Tudo de que ele se lembrava era que aconteceram ao menos duas grandes incursões de corsários franceses seguidas na Guanabara, a primeira sendo rechaçada, o que induziu o governo colonial a erro acreditando que as fortalezas que guarneciam a entrada ou barra da baía eram inexpugnáveis; no ano seguinte, uma armada mais poderosa em homens e em armas, e chefiada por um pirata de maiores capacidades, de cujo maldito nome Juliano não conseguia se lembrar, apanhou a cidade de calças arriadas, e permaneceu aqui certo tempo, só saindo após obter duro resgate.

Só agora ocorria ao historiador que nada aprendera sobre alguma eventual chegada dos franceses à Vila Real da Praia Grande, a que hoje é Niterói. Mas seria natural que, em busca de saques e de debelar focos de resistência como aquele forte, eles chegassem ao outro lado da Baía, sendo tão próximo da cidade de São Sebastião do Rio de Janeiro. Seriam assim aqueles lobos do mar membros da armada que tomara a cidade do Rio?

Enquanto confabulavam, Juliano mantinha o olhar fixo na movimentação daquela clareira. Foi quando percebeu que um dos indígenas, aparentemente um idoso, devido aos seus longos cabelos brancos, estava virado na direção em que eles se encontravam, e parecia mesmo observar fixamente aquela posição. Mesmo a boa distância, esse breve momento de cruzamento de olhares fez o velho, que tinha como os demais as duas mãos amarradas à frente de seu corpo, abrir uma de suas mãos, de onde deixou escapar um fulgor azul de grande singularidade. Era a concha! A concha que os jogara naquele pesadelo brilhava nas mãos do índio que dera as costas aos franceses e parecia ter certeza de que alguém estava ali, naquela mata, observando-os.

Havia algo familiar no olhar daquele ancião. E havia algo de sinistro no fato dele não suspender os olhos que pesavam sem cessar sobre a figura de Juliano – e como que apenas sobre a dele.

Agora o mistério ganhava novas cores; melhor, uma única e fulminante cor azul, uma concha ou gema ou olho-do-diabo ou que diabos fosse que tinha ou precisava ter a resposta. A explicação para tudo aquilo poderia esperar, mesmo que pelas eternidades. Mas era preciso apossar-se da concha; ela os lançara naquele sonho-pesadelo, e talvez fosse a porta de saída. No entanto, para isso talvez fosse necessário não apenas aproximar-se mais do grupo de índios, mas provavelmente libertá-los – pois o velho exibira a concha como um chamariz –, o que aconteceria não sem luta contra aquele corpo de piratas, que eles sequer sabiam quantos eram. O que quer que fosse toda aquela desgraça, a maldita concha era o graal a ser reconquistado.

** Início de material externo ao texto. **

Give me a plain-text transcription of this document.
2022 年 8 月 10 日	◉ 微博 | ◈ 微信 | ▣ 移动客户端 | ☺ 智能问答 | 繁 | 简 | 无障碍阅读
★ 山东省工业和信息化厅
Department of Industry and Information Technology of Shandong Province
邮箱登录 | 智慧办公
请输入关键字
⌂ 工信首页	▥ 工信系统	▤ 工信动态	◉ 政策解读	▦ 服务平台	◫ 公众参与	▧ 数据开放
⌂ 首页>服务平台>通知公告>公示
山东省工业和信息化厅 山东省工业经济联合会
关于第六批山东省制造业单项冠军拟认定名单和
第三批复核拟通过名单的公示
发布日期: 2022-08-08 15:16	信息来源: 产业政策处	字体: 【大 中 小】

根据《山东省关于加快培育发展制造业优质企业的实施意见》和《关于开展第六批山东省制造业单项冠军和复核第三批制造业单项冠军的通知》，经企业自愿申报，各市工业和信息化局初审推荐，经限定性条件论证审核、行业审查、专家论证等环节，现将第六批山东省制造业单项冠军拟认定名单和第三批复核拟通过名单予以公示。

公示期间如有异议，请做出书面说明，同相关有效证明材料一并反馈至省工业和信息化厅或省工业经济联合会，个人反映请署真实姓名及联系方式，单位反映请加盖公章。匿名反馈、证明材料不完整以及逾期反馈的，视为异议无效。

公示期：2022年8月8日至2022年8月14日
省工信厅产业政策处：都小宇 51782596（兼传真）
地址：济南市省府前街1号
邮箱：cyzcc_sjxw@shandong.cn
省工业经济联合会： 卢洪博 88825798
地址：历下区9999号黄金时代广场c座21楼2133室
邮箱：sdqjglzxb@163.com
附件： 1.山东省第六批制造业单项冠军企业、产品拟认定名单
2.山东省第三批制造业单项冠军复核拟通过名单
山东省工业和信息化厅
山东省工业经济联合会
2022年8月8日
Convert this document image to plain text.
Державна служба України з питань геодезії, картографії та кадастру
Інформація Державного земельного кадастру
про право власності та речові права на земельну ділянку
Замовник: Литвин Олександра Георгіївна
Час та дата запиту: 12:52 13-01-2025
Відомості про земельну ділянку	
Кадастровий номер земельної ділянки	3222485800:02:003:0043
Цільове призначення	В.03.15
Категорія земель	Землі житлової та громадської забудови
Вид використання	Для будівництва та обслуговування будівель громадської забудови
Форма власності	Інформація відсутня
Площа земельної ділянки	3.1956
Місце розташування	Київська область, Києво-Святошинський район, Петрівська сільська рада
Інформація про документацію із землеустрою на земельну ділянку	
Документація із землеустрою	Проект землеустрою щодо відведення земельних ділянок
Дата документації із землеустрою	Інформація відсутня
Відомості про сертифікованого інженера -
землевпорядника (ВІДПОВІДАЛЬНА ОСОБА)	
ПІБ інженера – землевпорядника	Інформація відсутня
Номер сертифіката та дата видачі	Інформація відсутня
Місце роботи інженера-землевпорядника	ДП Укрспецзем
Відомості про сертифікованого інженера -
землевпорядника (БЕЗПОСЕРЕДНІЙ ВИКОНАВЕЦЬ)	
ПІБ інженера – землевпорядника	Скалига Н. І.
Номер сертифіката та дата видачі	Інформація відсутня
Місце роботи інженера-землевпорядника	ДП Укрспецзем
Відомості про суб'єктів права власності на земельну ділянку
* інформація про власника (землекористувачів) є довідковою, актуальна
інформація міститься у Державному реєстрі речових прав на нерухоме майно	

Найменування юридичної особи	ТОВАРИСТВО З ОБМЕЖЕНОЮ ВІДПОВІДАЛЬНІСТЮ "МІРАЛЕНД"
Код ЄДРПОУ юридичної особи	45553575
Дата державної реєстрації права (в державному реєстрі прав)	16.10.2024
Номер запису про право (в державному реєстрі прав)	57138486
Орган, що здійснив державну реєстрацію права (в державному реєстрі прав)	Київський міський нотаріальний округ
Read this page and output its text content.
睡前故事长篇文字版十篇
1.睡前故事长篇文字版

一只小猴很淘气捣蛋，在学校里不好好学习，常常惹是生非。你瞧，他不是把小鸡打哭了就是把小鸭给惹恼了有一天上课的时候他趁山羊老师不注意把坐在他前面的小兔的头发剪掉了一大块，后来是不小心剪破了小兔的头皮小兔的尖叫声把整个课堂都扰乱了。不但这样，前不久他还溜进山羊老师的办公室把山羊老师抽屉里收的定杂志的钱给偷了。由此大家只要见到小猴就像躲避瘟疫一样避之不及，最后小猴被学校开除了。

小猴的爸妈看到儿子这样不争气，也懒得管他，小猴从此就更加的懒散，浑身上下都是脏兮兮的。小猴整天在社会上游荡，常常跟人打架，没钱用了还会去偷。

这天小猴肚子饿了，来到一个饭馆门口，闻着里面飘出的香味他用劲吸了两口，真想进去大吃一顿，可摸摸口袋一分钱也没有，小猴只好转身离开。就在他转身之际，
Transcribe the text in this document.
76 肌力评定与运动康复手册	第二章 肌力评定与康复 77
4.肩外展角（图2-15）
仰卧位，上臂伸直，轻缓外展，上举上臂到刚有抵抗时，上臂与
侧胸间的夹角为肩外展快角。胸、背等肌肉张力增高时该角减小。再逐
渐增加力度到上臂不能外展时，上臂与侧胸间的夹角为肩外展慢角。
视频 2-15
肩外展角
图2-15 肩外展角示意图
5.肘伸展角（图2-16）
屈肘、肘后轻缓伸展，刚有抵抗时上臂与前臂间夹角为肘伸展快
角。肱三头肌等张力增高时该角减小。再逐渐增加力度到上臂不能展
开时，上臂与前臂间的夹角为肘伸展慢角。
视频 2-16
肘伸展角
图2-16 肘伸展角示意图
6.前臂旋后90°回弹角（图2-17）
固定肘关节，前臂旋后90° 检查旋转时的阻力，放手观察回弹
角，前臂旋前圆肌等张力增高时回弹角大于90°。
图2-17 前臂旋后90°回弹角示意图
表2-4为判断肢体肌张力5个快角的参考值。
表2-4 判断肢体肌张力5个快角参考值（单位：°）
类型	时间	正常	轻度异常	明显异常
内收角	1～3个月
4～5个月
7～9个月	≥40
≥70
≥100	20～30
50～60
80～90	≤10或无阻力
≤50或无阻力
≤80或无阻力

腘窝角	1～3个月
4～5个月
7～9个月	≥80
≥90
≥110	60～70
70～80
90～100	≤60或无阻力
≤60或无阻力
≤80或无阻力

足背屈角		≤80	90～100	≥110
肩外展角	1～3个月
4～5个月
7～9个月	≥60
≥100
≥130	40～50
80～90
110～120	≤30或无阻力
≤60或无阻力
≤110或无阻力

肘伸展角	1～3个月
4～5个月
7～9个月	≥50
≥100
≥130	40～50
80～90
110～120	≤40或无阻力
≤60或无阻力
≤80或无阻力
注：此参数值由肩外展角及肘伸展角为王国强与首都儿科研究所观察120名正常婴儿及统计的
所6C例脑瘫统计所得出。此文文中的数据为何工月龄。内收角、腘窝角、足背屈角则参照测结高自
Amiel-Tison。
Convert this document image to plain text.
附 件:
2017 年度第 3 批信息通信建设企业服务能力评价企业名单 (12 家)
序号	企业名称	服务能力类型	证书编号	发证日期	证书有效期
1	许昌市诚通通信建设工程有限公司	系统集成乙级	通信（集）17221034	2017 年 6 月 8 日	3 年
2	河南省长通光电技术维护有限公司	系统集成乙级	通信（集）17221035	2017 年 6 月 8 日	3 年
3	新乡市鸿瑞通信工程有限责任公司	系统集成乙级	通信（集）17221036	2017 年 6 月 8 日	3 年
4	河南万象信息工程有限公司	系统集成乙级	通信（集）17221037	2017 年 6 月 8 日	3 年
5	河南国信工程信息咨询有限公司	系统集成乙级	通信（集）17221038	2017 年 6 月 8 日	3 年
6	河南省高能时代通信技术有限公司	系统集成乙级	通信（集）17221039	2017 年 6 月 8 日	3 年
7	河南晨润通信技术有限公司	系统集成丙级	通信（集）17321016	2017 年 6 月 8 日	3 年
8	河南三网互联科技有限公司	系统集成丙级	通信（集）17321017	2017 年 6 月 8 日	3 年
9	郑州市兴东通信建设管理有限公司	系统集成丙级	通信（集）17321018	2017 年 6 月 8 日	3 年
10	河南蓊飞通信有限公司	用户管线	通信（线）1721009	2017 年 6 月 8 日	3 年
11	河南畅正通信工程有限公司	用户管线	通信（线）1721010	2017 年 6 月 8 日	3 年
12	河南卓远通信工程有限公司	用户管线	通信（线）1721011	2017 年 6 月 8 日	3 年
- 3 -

Edvaldo, exausto, propôs que esperassem o dia seguinte e o andamento da situação, para analisar uma melhor maneira de proceder. Mas a questão era clara para Juliano: eles estavam favoravelmente próximos do pequeno acampamento pirata, e a noite já caíra. Era preciso se aproximar e soltar os índios, e apanhar a concha daquele estranho personagem, e se necessário fosse, dar cabo daquelas brancas ratazanas do mar.

Juliano perguntou se algum de seus companheiros já havia matado alguém. Espantadas, cabeças balançaram-se lateralmente em resposta. De toda forma, ambos foram militares antes de optarem pela mais rentável profissão de mergulhadores civis da Petrobrás. Ao menos possuíam treinamento militar.

*    *      *

 

O trio esperou por horas até que a maior parte dos franceses de guarda adormecesse.

Ao perceber a aproximação do grupo, o velho, como quem já aguardasse aquele movimento, cutucou alguns dos outros índios que lhe estavam próximos, acordando-os. Com sua faca de mergulho Morakniv, por acaso comprada numa loja de militaria nesta mesma futura cidade de Niterói, Juliano cortou primeiro as cordas de seu pulso. Rapidamente outros foram desenlaçando-se.

Enquanto isso, os dois vigias que montavam guarda mais próximos aos indígenas foram alcançados pelos demais mergulhadores. Edvaldo não hesitou em cortar, mesmo desajeitado, a garganta do francês, adormecido sobre uma pedra de granito.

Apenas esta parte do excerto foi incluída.